2021.5.29
Injection molding is the number one way to make plastic parts in mass production and these are some of the best practices when designing for injection molding and how to get the most of this awesome process.
Draft
Draught is angled wall sections. the reason you need to have draught on an injection molded part is that if you don’t have draught, the part will not come out of the mold smoothly and it’ll leave scrape marks. also, if your part is textured or has some kind of geometry, if it’s not drafted, it’ll rip it right out. if a part is not drafted and you were to mold it, it would scrape the inner and outer features, and then this coring in the rear that the part would not come out, it would interlock. when the part is drafted at one degree, it can come out of the mold easily.
Shrinkage
Everything but liquid crystal polymer shrinks. if a plastic shrinks at twenty thousand inches per inch, when a four inches long mold is made, this mold cavity needs to be eighty thousand bigger than the actual part. so it shrinks down to the size you want. look at your shrink rates you can find a lot of this information on MatWeb, they gave you good shrink rate values or at least an idea. check with your supplier of the material, if you have one to find out what kind of shrink rates you need to use. generally plastic always shrinks to its center, mass, or its centroid. but some plastics do shrink linearly. sometimes, you run into a part that may shrink weirdly, you’ll have a symmetrical part.
Die-Lock
to check for die-locked holes, run a draft analysis. die-locked holes require additional slides to eject, adding significant cost. place holes on the same plane to avoid die-locking. parts that are not die-locked cost a fraction of parts that are die-locked. and the parts can be molded on an open and closed tool, they would be three times as cheap as the die-locked part.
Parting Line
You need to imagine how the part will split when the mold opens.
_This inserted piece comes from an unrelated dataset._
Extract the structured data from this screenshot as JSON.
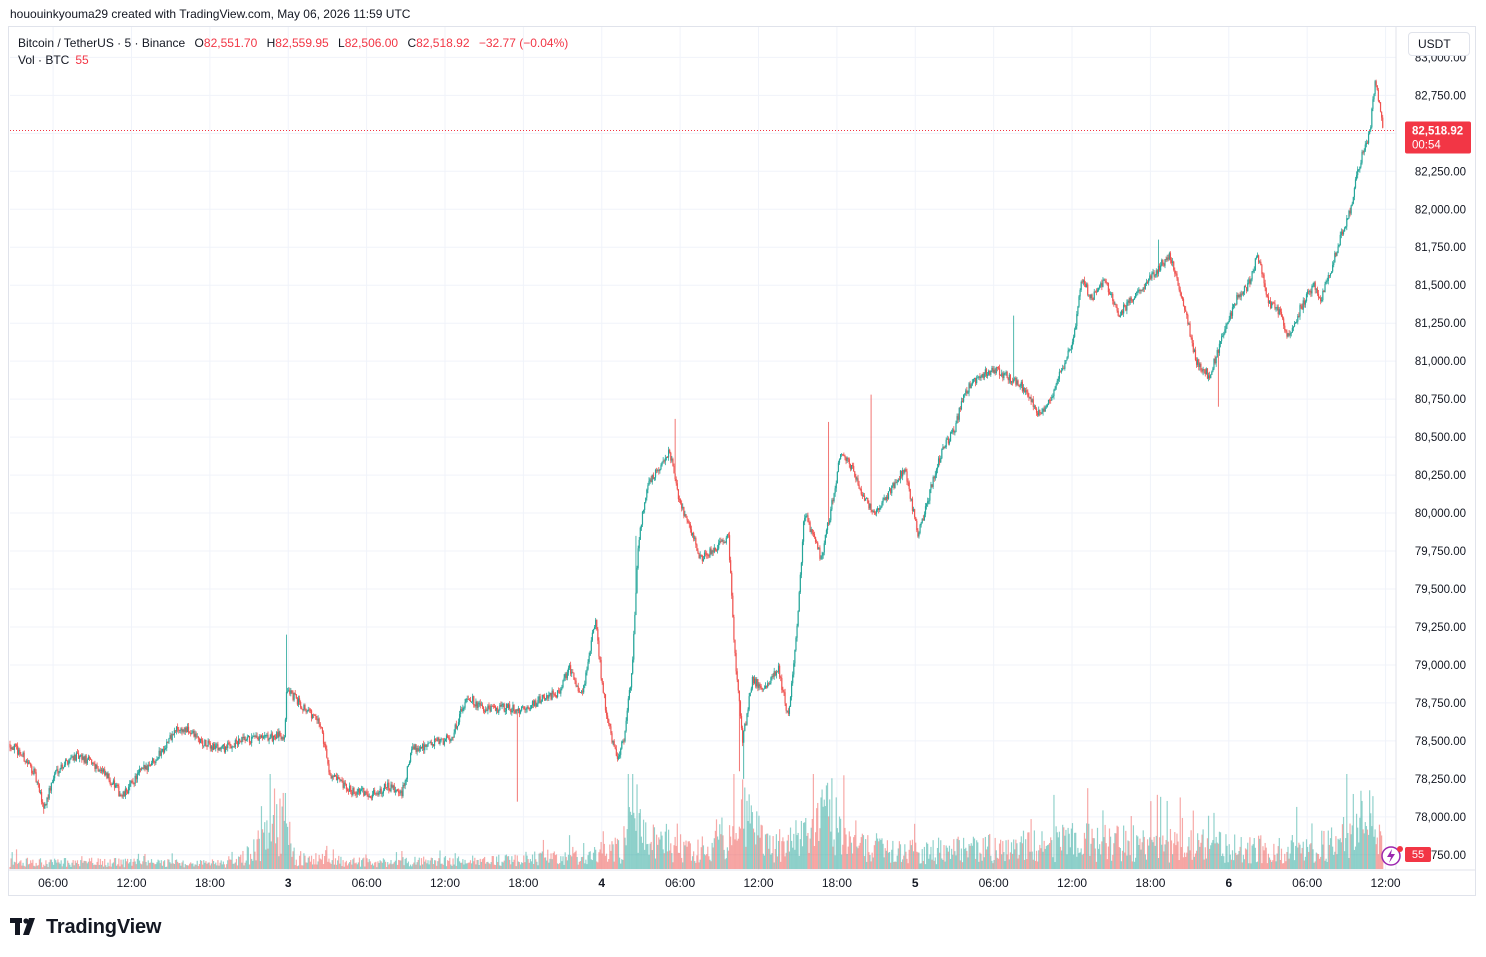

Drew the parting line right after the radius, do not put the parting line where it may cause a die lock, put it beyond the radius is the best way to go.
Annular Snap
At a cross-section of the part, when you had some features on the outside of the tool, you would need a slide or lifter to get the geometry out of the way. with a particular annular snap, if you need it to pop out of the slide or the cavity of the core, there is a way to do this: it depends on what type of material using, you can’t do this with glass field material or hard materials like polycarbonate, it’ll shear this area off, but if you have something softer like nylon, PBT, polyethylene, high-density polyethylene, you can get this feature to snap out of the cavity core block.
Pass-Through Coring
if a part has an undercut, some type of latch, or locking feature, to mold this part, you would have to have some type of lifter that pulls this undercut as the part ejects, with pass-through coring, you can do the same feature by cutting out the bottom and have a piece of steel that comes up through the bottom, it would mold the same feature and all you have is a slot on the other side. to mold this same mold with this feature, you’ll save thousands of dollars. because you wouldn’t have to have that lifter there to pull that same feature out.
Coring & Wall Thickness
When you don’t have coring inside of your part, you have an uneven wall thickness, and you also have uneven cooling within the part as well. this will lead to getting sink marks within the part. and because you have more material, there’s more volume of material to cool and therefore you have an increased cycle time. the more cycle time the more it will cost you. you also have differential shrinkage, because the part will have a different shrink rate at the thick sections and your part will go out of tolerance. coring improves the weight and cost of the material, reduces volume, and cycle time, and has more of an even wall thickness throughout.